Dans son communiqué du 20 mai, l‘OSCI (Opérateurs spécialisés du commerce international), qui regroupe les « privés » de l’accompagnement à l’international, tout en se positionnant comme solution pour assurer la « continuité du service » aux entreprises clientes d’Erai*, n’en profite pas moins pour joindre en annexe un réquisitoire en règle des « erreurs de gestion » de ses dirigeants et des faiblesses de la gouvernance que, selon l’organisation, « elle n’a cessées de dénoncer depuis des années », et qui, au-delà du jeu politique local, ont conduit au « crash final ». Paradoxe ? L’exercice n’est pas sans arrière-pensée : au-delà de l’intérêt évident pour des segments d’activités de l’agence rhônalpine que certains de ses membres pourraient reprendre, le fait est que l’occasion est trop belle pour cette organisation qui se voit confortée dans la dénonciation de ce qu’elle considère comme une « concurrence déloyale » de la part d’agences publiques subventionnées.
L’OSCI épingle par exemple « une ambiguïté public-privé constante », avec une agence rhônalpine qui « était gérée « comme une entreprise», comme le disait son Président Daniel Gouffé » tout « en bénéficiant jusqu’à présent d’une subvention régionale de l’ordre de 7 M€ par an ». Laquelle aurait ainsi conduit à une « fuite en avant commerciale insensée, une course au chiffre d’affaires, pour essayer de compenser la baisse graduelle (5% par an) de cette subvention de la Région » et à « une infraction au principe de spécialité régionale : ERAI s’était ainsi mise à prospecter les entreprises hors de Rhône-Alpes, notamment grâce à feu son accord avec Ubifrance (aujourd’hui Business France), qui lui donnait accès au marché national, où elle réalisait 25% de son chiffre d’affaires ».
Dans ce contexte, estime l’OSCI, les sociétés privées subissaient « une concurrence déloyale » avec « des prix prédateurs sur le marché de l’accompagnement export, rendus possibles grâce à la subvention régionale ». Et de rappeler une « injonction de la Cour des Comptes Régionale, dès 2008, de mettre en place une comptabilité analytique, demande purement et simplement ignorée par la Direction d’ERAI jusqu’en 2014 », de même que « l’avertissement sans frais, mais sans ambiguïté, lancé par l’Autorité de la Concurrence dans son Avis n° 14-A-10 rendu le 31 juillet 2014 à la demande de l’OSCI ».
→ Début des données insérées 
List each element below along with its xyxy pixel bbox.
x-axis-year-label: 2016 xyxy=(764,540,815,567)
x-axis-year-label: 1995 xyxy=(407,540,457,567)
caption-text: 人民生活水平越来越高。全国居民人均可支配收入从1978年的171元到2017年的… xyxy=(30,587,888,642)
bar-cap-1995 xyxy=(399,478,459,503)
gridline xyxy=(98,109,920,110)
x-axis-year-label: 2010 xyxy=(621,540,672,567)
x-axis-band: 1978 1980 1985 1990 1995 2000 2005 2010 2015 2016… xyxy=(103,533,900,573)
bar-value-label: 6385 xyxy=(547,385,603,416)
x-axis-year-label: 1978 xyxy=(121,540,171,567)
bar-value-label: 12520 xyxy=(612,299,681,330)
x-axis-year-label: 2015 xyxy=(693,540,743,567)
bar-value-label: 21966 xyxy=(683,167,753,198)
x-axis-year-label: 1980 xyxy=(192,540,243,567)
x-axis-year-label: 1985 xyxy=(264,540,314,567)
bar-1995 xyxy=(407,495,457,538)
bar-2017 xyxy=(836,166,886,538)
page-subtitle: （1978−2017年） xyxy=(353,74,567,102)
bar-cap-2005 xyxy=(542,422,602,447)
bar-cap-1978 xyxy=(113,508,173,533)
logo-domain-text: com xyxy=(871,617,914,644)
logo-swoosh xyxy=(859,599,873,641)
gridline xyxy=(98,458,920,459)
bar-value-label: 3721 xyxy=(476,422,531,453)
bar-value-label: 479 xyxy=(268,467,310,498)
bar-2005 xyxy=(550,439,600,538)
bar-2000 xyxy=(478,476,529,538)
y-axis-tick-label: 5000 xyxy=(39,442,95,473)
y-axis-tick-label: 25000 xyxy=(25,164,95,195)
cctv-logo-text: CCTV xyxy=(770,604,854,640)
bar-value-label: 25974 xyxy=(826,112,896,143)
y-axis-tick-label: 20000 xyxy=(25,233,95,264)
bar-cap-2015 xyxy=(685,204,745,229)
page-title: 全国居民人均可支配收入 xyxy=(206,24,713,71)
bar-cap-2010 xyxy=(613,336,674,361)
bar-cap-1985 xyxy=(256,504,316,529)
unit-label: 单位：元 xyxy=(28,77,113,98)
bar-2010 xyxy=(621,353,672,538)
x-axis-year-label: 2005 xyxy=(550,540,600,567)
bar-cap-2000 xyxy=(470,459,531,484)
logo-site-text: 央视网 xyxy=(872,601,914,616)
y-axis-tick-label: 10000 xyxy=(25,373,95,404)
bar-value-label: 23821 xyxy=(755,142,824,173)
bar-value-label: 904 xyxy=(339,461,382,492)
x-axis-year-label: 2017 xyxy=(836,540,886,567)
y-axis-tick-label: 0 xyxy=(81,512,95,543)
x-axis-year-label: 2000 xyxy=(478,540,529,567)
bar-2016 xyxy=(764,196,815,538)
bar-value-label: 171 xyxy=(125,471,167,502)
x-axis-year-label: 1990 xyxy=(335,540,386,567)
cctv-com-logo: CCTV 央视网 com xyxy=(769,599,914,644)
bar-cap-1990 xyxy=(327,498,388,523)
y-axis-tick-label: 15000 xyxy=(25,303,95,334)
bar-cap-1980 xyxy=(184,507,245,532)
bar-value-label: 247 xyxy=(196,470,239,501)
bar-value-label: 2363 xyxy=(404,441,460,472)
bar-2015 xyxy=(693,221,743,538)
Autre faiblesse dénoncée, sa gouvernance, jugée « impossible » avec une Région, « bailleur de fonds unique, (qui) redoutant l’accusation de gestion de fait, ne prenait pas part aux votes du Conseil d’Administration, et n’a jamais réussi à imposer sa ligne à l’équipe dirigeante actuelle, qui estimait, en tant que personne morale de droit privé, n’avoir pas de comptes à lui rendre ». Pas de « contrôle réel du Conseil d’Administration » non plus, selon l’OSCI, qui affirme avoir été « bien seule en dehors de la Conseillère Régionale représentant le groupe EELV » à le dénoncer.
L’équipe dirigeante est encore plus directement mise en cause pour avoir fait, selon l’OSCI, « le choix délibéré du mensonge ». Plus précisément, selon elle, « elle a sciemment présenté à son Conseil d’Administration des faux bilans, masquant l’étendue réelle de son passif ». En particulier, pointe-t-elle, « au global, les 74 % de dettes des filiales à l’égard de la maison-mère non provisionnés, et pourtant clairement irrécouvrables, représentent une somme de près de 5 M€, qui constituent donc une perte dissimulée susceptible d’entraîner la responsabilité pénale des dirigeants d’ERAI et de leur Commissaire aux Comptes ». Sans compter « une situation sociale explosive », marquée selon l’OSCI par de nombreux litiges prudhommaux et quelque « 500000 euros d’indemnités » déjà versées…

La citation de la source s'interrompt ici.